Tyson, you knew this was coming didn't you? He's been telling me for a few days that I needed to listen to track 8 of volume 1 of James MacDonald's Daily Drive CD. Well, today after a good workout, I did. Here are some highlights:
This is how to handle a hard time- trust in the Lord, do good, stay put.
Keep doing the right thing
FEED on faithfulness
Do everything you can to be faithful
Make faithfulness your goal
your pursuit
your satisfaction
if I was faithful for another day, that is good
more than your satisfaction,
make faithfulness your admiration!
I admire faithful people.

Faithfulness is hard! The Lord allowed me to exercise that muscle yesterday. I should have expected it, right!? Exercise, working out, is hard. We rarely enjoy it...until it is over...and then...it feels so good! To have done it, to  have done it faithfully. I've been trying to exercise every morning. I'm getting to the point where I don't really want to get up and do it anymore. I've had some success with it and that feels good, so I can take a little break now, right? Each new day that I get up and force myself to endure that workout, to push my weary body on for one more day, I'm met with reward, with satisfaction. Faithfulness is good and satisfying. What a great reminder MacDonald gives us to keep Marching Forth in the Lord, to be faithful. You know, maybe I'm strange, but I kind of like tests. I always have. I remember in school...didn't like the homework so much, but when the test came, I was ready to see how much I really knew. I don't want to repeat those tests now because I think I've forgotten just about everything. I still in many ways however enjoy tests. Don't get me wrong, they are HARD, they are not fun. I cry a lot. I fail many. But, in the end, it feels so good! To bear through it with the Lord, to commune with Him in the hardest and darkest times, to allow Him to prove to us His faithfulness and His goodness. He is good. Afterwards, I look back at each test, each hard and difficult time, and thank the Lord for it, for growing me, for loving me enough to not leave me where I am. He loves me just as I am, but He also loves me enough to not leave me there. Thank you Lord! Let's see how well, I can be faithful and endure another night with a fussy baby who wants to wake up and eat way too often for a tired Momma. Maybe I'll have a better attitude with this perspective.

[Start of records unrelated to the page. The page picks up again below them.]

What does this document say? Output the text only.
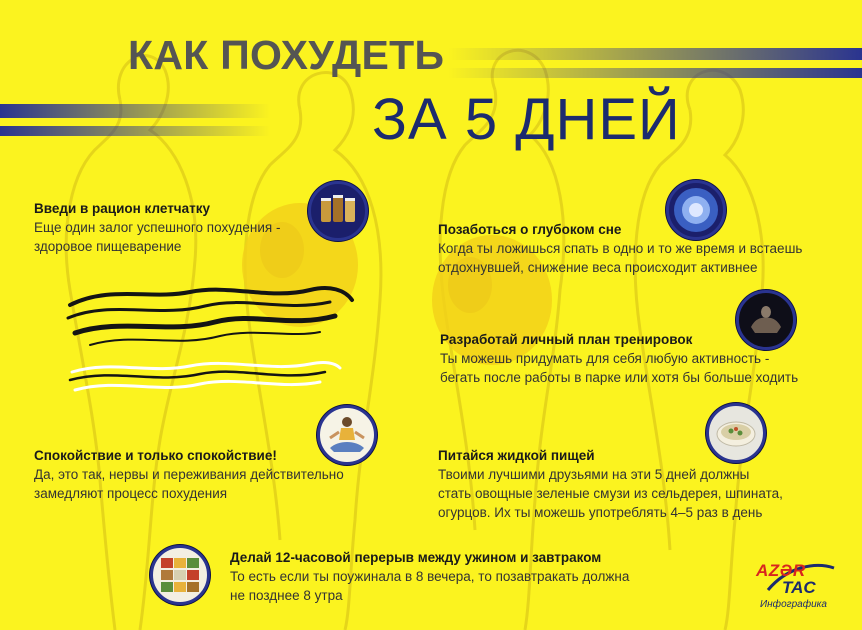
КАК ПОХУДЕТЬ
ЗА 5 ДНЕЙ
Введи в рацион клетчатку
Еще один залог успешного похудения -
здоровое пищеварение
Позаботься о глубоком сне
Когда ты ложишься спать в одно и то же время и встаешь
отдохнувшей, снижение веса происходит активнее
Разработай личный план тренировок
Ты можешь придумать для себя любую активность -
бегать после работы в парке или хотя бы больше ходить
Спокойствие и только спокойствие!
Да, это так, нервы и переживания действительно
замедляют процесс похудения
Питайся жидкой пищей
Твоими лучшими друзьями на эти 5 дней должны
стать овощные зеленые смузи из сельдерея, шпината,
огурцов. Их ты можешь употреблять 4–5 раз в день
Делай 12-часовой перерыв между ужином и завтраком
То есть если ты поужинала в 8 вечера, то позавтракать должна
не позднее 8 утра
AZƏR
TAC
Инфографика
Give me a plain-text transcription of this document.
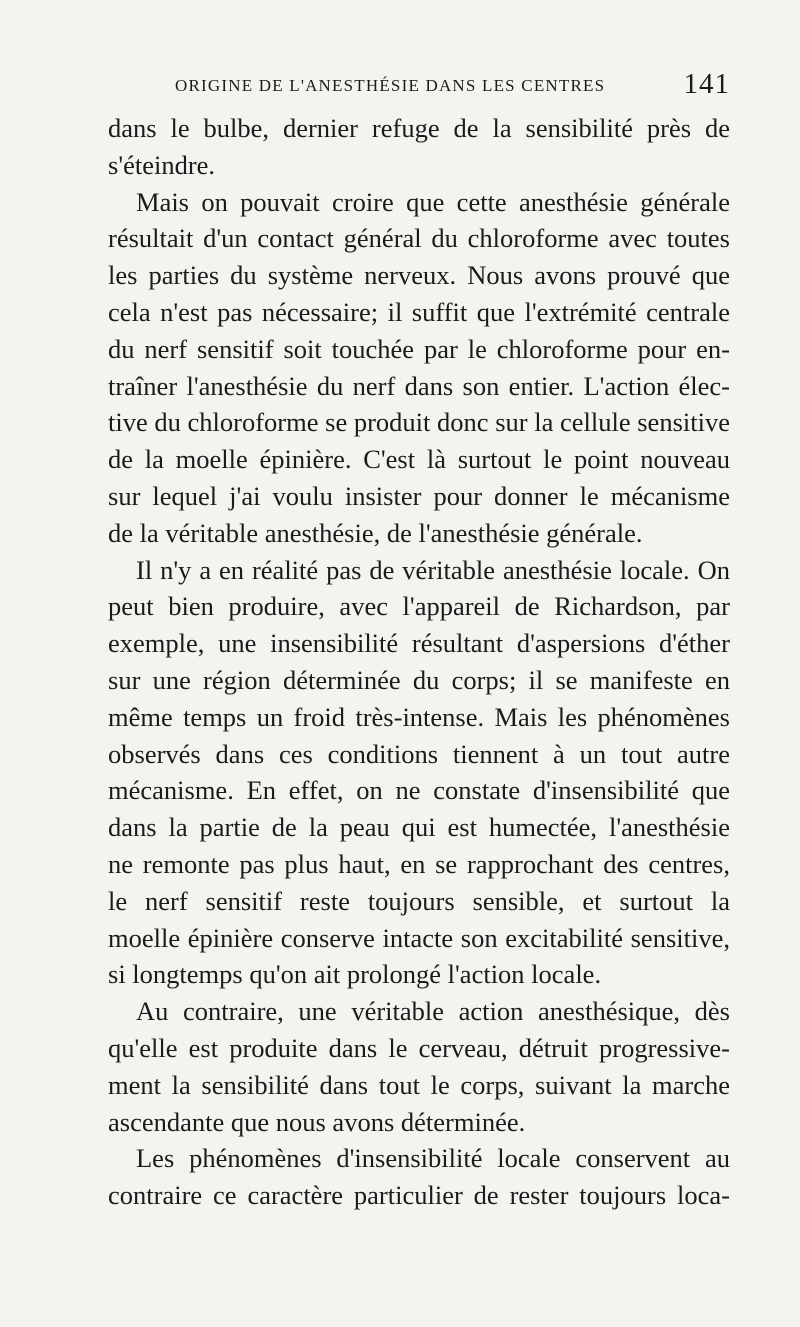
ORIGINE DE L'ANESTHÉSIE DANS LES CENTRES	141
dans le bulbe, dernier refuge de la sensibilité près de
s'éteindre.
Mais on pouvait croire que cette anesthésie générale
résultait d'un contact général du chloroforme avec toutes
les parties du système nerveux. Nous avons prouvé que
cela n'est pas nécessaire; il suffit que l'extrémité centrale
du nerf sensitif soit touchée par le chloroforme pour en-
traîner l'anesthésie du nerf dans son entier. L'action élec-
tive du chloroforme se produit donc sur la cellule sensitive
de la moelle épinière. C'est là surtout le point nouveau
sur lequel j'ai voulu insister pour donner le mécanisme
de la véritable anesthésie, de l'anesthésie générale.
Il n'y a en réalité pas de véritable anesthésie locale. On
peut bien produire, avec l'appareil de Richardson, par
exemple, une insensibilité résultant d'aspersions d'éther
sur une région déterminée du corps; il se manifeste en
même temps un froid très-intense. Mais les phénomènes
observés dans ces conditions tiennent à un tout autre
mécanisme. En effet, on ne constate d'insensibilité que
dans la partie de la peau qui est humectée, l'anesthésie
ne remonte pas plus haut, en se rapprochant des centres,
le nerf sensitif reste toujours sensible, et surtout la
moelle épinière conserve intacte son excitabilité sensitive,
si longtemps qu'on ait prolongé l'action locale.
Au contraire, une véritable action anesthésique, dès
qu'elle est produite dans le cerveau, détruit progressive-
ment la sensibilité dans tout le corps, suivant la marche
ascendante que nous avons déterminée.
Les phénomènes d'insensibilité locale conservent au
contraire ce caractère particulier de rester toujours loca-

I was going to try not to add words, to simply state the next scripture, but I see that the Lord has plans to teach me through this. What was I thinking? I'm always too excited to share what He teaches me...how can I stay quiet? Next verse:

Fight the good fight of the faith. Take hold of the eternal life to which you were called and about which you made the good confession in the presence of many witnesses.  1 Timothy 6:12

1 comment:

Catie said...

I'm with ya on "trying not to add words.."; it never really works for me either. :)

What a great post! I can't say that I look forward to tests yet... maybe I'll get there someday! LOL!

I kept thinking, as I was reading this, how this is all true in the context of marriage as well. If we are faithful (to our spouse) and committed, how wonderful it is at the end [of the day, or our lives]!!